Anything that leads to one having to wait in line, particularly if shopping is also involved, would obviously be improved by a stupefying relaxant like nitrous oxide. A large communal container of the gas with many hoses extending from it parked by the bascart corral would transform the experience of going to the store from torment to bearable tedium or even near bliss. Valium alone would not be enough, I think, but consider the difference a few sucks on the nitrous hose would bring. It would be a true opiate of the people. Instead of banging your way down narrow aisles for a couple of bananas and a liter of fine wine, dodging elderly creepers and the portly disabled on beeping electric carts, only to wait 25 minutes in the laughably designated “express” line, you could instead careen along feeling only pleasure, or at the worst numbness, and the 25 minutes spent crammed in a queue with the unwashed masses would fly by. You might take to shopping just for the fun of it, if you could completely blot out where you were, and this way you could.

I’ve never flown first class, and perhaps that is a pleasure I should partake of one day, so that I can say I’ve completely lived. But I have flown coach, and it’s the same as taking a bus, except the bus drives through the sky. That’s the only difference I can detect, and a whiff of nitrous oxide from the mask dangling overhead would make the whole trip go much faster and be more relaxing. Buckle up for takeoff…now buckle up for landing, and that’s it. Trip done and enjoyed to the maximum that such an awful ordeal can be enjoyed by a sentient being.

The last time I attended a first run film, Love, Simon, I saw within minutes that the whole trial would be much more tolerable with a little more of the good ol’ butter on my popcorn, and a snort or three of the good ol’ nitrous through a tube and mask connected to my seat. That way I could get from the opening scene to the closing credits with scarcely an awareness of the stupefying plot or unrealistic characters. I could focus instead on the truly delicious popcorn, or just take a revivifying nap.

And what an improvement on the trip you have to make to Disney World in order to appease the irritable brats or flighty teens in your care.
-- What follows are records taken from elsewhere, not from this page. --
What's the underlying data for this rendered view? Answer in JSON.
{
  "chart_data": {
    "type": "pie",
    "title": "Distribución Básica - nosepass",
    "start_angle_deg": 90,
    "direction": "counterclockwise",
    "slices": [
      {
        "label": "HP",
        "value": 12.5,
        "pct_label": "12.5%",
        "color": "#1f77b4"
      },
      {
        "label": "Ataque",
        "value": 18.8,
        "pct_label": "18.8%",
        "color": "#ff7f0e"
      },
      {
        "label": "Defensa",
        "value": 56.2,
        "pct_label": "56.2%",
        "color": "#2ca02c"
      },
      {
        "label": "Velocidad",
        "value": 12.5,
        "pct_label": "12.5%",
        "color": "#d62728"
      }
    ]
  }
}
A well-regarded French philosopher has called Disney World a “ghetto.” Well, it was actually the parking lot Jean Baudrillard bestowed that term upon, due to its crowdedness and distance from the feature attractions, but we’ll skip the Gallic niceties and come to the point. If at the entrance to this phantasmagoria of kitsch and juvenilia, Goofy or Minnie were to totter over and offer up a portable canister of nitrous oxide to pull about and apply your lungs to, you might achieve a euphoria equal to the tots’ at the sight of those Troll things. Or at least you could forget where you where, and the enormous sum it was costing you, until you trudged back to the “ghetto” and climbed exhausted into your sunbaked car.

They call nitrous oxide laughing gas, but let’s be real here. It’s grin-and-bear-it gas, and it’s essential.